Six international companies and banks and four fintech startups have announced new initiative that will test whether blockchain and other technologies can help unlock financial incentives that reward sustainability in supply chains.
The year-long project, which has secured private and public funding, will trial the concept by using a shared data system for tea farmers in Malawi that supply Unilever and UK-based supermarket Sainsbury’s.
The same system will also track the materials produced for the tea’s packaging, provided by global sustainable wood fibre products company, Sappi.
The cutting-edge technology has been developed by a collective of startups including blockchain-based supply chain services firm, Provenance, and Halotrade, which uses smart contracts and algorithms to convert supply chain data into preferential pricing terms in banks’ systems.
Landmapp will provide land rights documentation via mobile technology and FOCAFET Foundation will ensure open-source data standards are developed and used throughout.
The pilot, supported by UK aid through the Department for International Development (DFID), aims to test not only whether the technologies work together but also whether this application is commercially viable.
Key to the success will be whether the system can provide companies and banks with sustainability data that is material to their assessments of risk that they are not able to access through existing systems.
“This technology has the real potential to help banks access more detailed and more reliable information about social and environmental impacts in a secure way, throughout the entire supply chain,” said Marguerite Burghardt, Head of the Trade Finance Competence Center, BNP Paribas, one of three banking partners involved.
“This will enable financial institutions to broaden the scope of their financing offers and to propose financial incentives to their customer clients, based on their environmental and social standards.”
The partners, which also include Barclays and Standard Chartered, believe this application of blockchain and other technologies has the potential to be scaled up for a range of different global supply chains.
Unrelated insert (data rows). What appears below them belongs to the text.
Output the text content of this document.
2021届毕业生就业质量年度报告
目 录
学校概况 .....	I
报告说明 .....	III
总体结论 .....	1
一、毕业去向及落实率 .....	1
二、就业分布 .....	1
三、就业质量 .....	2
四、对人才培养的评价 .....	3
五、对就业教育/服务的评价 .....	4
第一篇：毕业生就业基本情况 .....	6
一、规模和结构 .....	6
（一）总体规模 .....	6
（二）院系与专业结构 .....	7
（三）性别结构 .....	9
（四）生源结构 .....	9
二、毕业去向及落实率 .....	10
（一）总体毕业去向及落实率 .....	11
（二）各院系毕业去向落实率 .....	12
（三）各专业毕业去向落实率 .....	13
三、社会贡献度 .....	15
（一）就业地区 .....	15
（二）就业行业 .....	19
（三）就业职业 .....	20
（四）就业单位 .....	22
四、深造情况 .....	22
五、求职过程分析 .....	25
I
If successful, it could ultimately benefit the 1.5bn families who depend on small-scale agriculture worldwide.
The University of Cambridge Institute for Sustainability Leadership (CISL) unveiled the project at the One Planet Summit organised by President Emmanuel Macron, two years after the Paris Accord set the agenda for global climate action.
The technology works by gathering and recording standardised information from farmers about their produce, including production quality and price, using virtual identifiers that are encoded on a blockchain.
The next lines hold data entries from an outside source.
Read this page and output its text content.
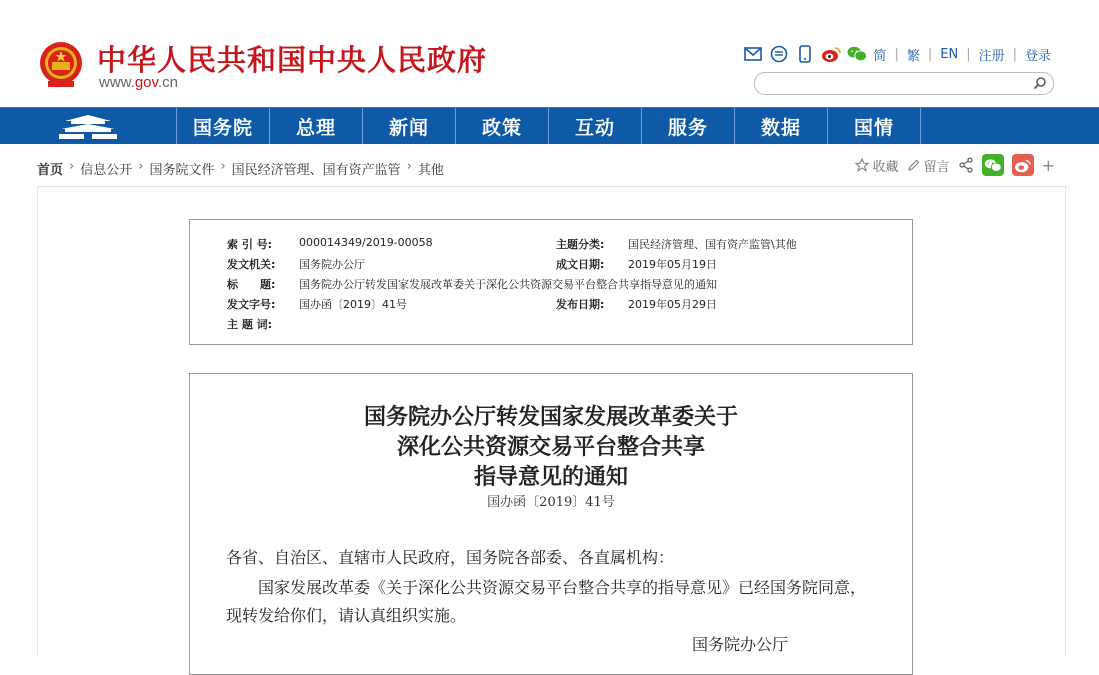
中华人民共和国中央人民政府
www.gov.cn
简 | 繁 | EN | 注册 | 登录
国务院	总理	新闻	政策	互动	服务	数据	国情
首页 › 信息公开 › 国务院文件 › 国民经济管理、国有资产监管 › 其他	收藏 留言	+
索 引 号:	000014349/2019-00058	主题分类:	国民经济管理、国有资产监管\其他
发文机关:	国务院办公厅	成文日期:	2019年05月19日
标　　题:	国务院办公厅转发国家发展改革委关于深化公共资源交易平台整合共享指导意见的通知
发文字号:	国办函〔2019〕41号	发布日期:	2019年05月29日
主 题 词:
国务院办公厅转发国家发展改革委关于
深化公共资源交易平台整合共享
指导意见的通知
国办函〔2019〕41号
各省、自治区、直辖市人民政府，国务院各部委、各直属机构：
国家发展改革委《关于深化公共资源交易平台整合共享的指导意见》已经国务院同意，
现转发给你们，请认真组织实施。
国务院办公厅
This makes second and third tier supplier information available to all parties that can access that blockchain, making the supply – and its sustainability information – traceable and transparent.
In agreement with their corporate clients, financial institutions can then offer preferential terms or access to credit based on the evidence of sustainability supported by the blockchain. Through access to cheaper levels of working capital, smallholders will be able to increase investments in their farms to become more productive without needing to convert more land.
“Building on Provenance’s successful work using blockchain technology in supply chains, we aim to design and demonstrate the power of a collaborative ecosystem approach to tackling the Sustainable Development Goals, through linking preferential financing to verifiable sustainability claims and transparent supply chains,” said Jessi Baker, founder of UK-based fintech firm Provenance.
More than 10,000 Malawian tea farmers could be reached by the pilot alone, standing to make savings in accessing working capital.